A pesar de que la marca lleva diez años haciendo producto ilustrado (postales, cuadros, stickers, camisetas, tatuajes, imanes, libretas y pines), los libros han sido referentes importantes en su vida. Los libros infantiles que ha publicado han sido escritos para Lucía, su hija de seis años. Guau, por ejemplo, fue un libro que hizo porque a ella le gustan los perros. Aeiou, un libro para colorear, fue para enseñarle las vocales. El Abecedario animalario lo hizo cuando ella estaba empezando a escribir, para enseñarle las letras de manera divertida. “Digamos que sí, ella es el centro de los libros, sea por algo que yo quiera enseñarle o por algo que a ella le guste mucho”.

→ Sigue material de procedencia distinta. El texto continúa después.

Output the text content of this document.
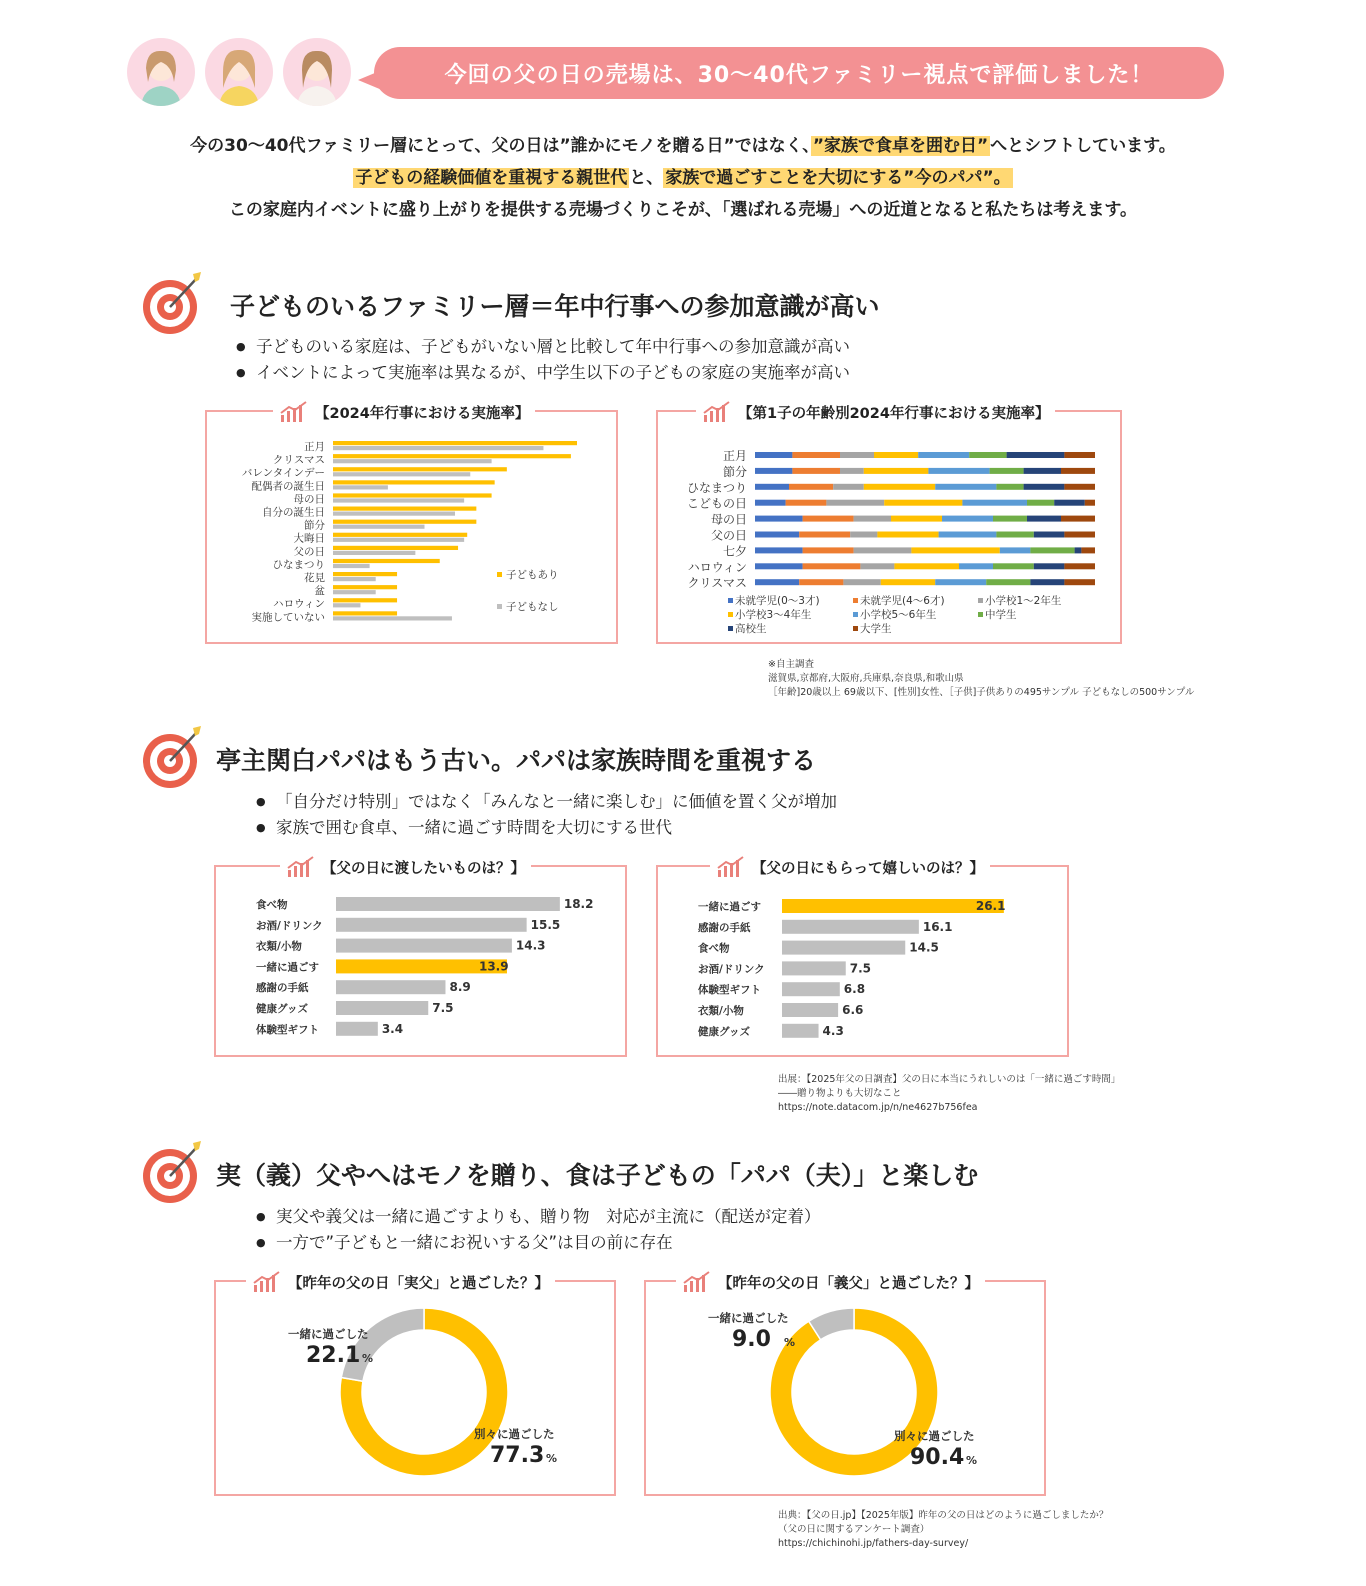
今回の父の日の売場は、30〜40代ファミリー視点で評価しました！
今の30〜40代ファミリー層にとって、父の日は”誰かにモノを贈る日”ではなく、 ”家族で食卓を囲む日” へとシフトしています。
子どもの経験価値を重視する親世代 と、 家族で過ごすことを大切にする”今のパパ”。
この家庭内イベントに盛り上がりを提供する売場づくりこそが、「選ばれる売場」への近道となると私たちは考えます。
子どものいるファミリー層＝年中行事への参加意識が高い
● 子どものいる家庭は、子どもがいない層と比較して年中行事への参加意識が高い
● イベントによって実施率は異なるが、中学生以下の子どもの家庭の実施率が高い
【2024年行事における実施率】
正月
クリスマス
バレンタインデー
配偶者の誕生日
母の日
自分の誕生日
節分
大晦日
父の日
ひなまつり
花見
盆
ハロウィン
実施していない
子どもあり
子どもなし
【第1子の年齢別2024年行事における実施率】
正月
節分
ひなまつり
こどもの日
母の日
父の日
七夕
ハロウィン
クリスマス
未就学児(0〜3才)	未就学児(4〜6才)	小学校1〜2年生
小学校3〜4年生	小学校5〜6年生	中学生
高校生	大学生
※自主調査
滋賀県,京都府,大阪府,兵庫県,奈良県,和歌山県
［年齢]20歳以上 69歳以下、[性別]女性、［子供]子供ありの495サンプル 子どもなしの500サンプル
亭主関白パパはもう古い。パパは家族時間を重視する
● 「自分だけ特別」ではなく「みんなと一緒に楽しむ」に価値を置く父が増加
● 家族で囲む食卓、一緒に過ごす時間を大切にする世代
【父の日に渡したいものは？】
食べ物	18.2
お酒/ドリンク	15.5
衣類/小物	14.3
一緒に過ごす	13.9
感謝の手紙	8.9
健康グッズ	7.5
体験型ギフト	3.4
【父の日にもらって嬉しいのは？】
一緒に過ごす	26.1
感謝の手紙	16.1
食べ物	14.5
お酒/ドリンク	7.5
体験型ギフト	6.8
衣類/小物	6.6
健康グッズ	4.3
出展：【2025年父の日調査】父の日に本当にうれしいのは「一緒に過ごす時間」
――贈り物よりも大切なこと
https://note.datacom.jp/n/ne4627b756fea
実（義）父やへはモノを贈り、食は子どもの「パパ（夫）」と楽しむ
● 実父や義父は一緒に過ごすよりも、贈り物　対応が主流に（配送が定着）
● 一方で”子どもと一緒にお祝いする父”は目の前に存在
【昨年の父の日「実父」と過ごした？】
一緒に過ごした
22.1 %
別々に過ごした
77.3 %
【昨年の父の日「義父」と過ごした？】
一緒に過ごした
9.0 %
別々に過ごした
90.4 %
出典：【父の日.jp】【2025年版】昨年の父の日はどのように過ごしましたか？
（父の日に関するアンケート調査）
https://chichinohi.jp/fathers-day-survey/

Los juegos de Raúl con Lucía, cuando aprendía la “d” dibujando a un dinosaurio diseñador, se trasladaron el año pasado a la 13.ª Fiesta del Libro y la Cultura, donde Raeioul Incorporated, además de participar por segunda vez con su producto ilustrado en la muestra comercial de Cómic e Ilustración, estuvo en Jardín Lectura Viva. Con Melissa Cardona, psicóloga, montaron talleres a partir de cada libro. “Era algo que yo ya hacía con Lucía: nos poníamos a dibujar juntos cosas sobre un libro. Hablé con Melissa, que también tiene una hija de cinco años que se llama Antonia, nos juntamos con más niños y empezamos a pensar qué podíamos hacer. Que nazca del libro pero que se vuelva algo más interactivo, que no se quede solo en un ejercicio de lectura. Ahí nacieron los talleres”.

En Jardín Lectura Viva descubrieron, en primer lugar, que podían hacer los talleres para muchos otros niños. Además, que recibieron muy bien la lectura de los libros, a pesar de que no todos se sentían buenos dibujantes. “Nos enseñan una forma de dibujar bien y a veces me pongo a pensar cuando yo era niño. Uno siente que no dibuja bien, pero no se trata de eso, sino de dibujar siempre o dibujar todos los días. Si dibujas siempre es inevitable que seas bueno algún día. Con los niños vimos eso, que estaban interesados por aprender, que disfrutaban el momento en que estaban en los talleres”, recuerda Raúl.

Hoy Raúl vive de dos cosas: prestar servicios de ilustración a clientes, sea ilustración para publicidad, libros o contenidos para merchandising, y vender los libros y los productos ilustrados. “Le estoy metiendo mucho tiempo y muchos recursos a eso”.

Este ilustrador sueña con una tienda donde estén sus productos y libros, pero aún no sabe si eso sea algo lejano o cercano. Por ahora seguirá autopublicando, además de seguir trabajando para sus clientes. Sueña también que en un par de años publique muchos más libros, de los que muy seguramente, Lucía seguirá siendo no solo su “editora en jefe”, sino su inspiración.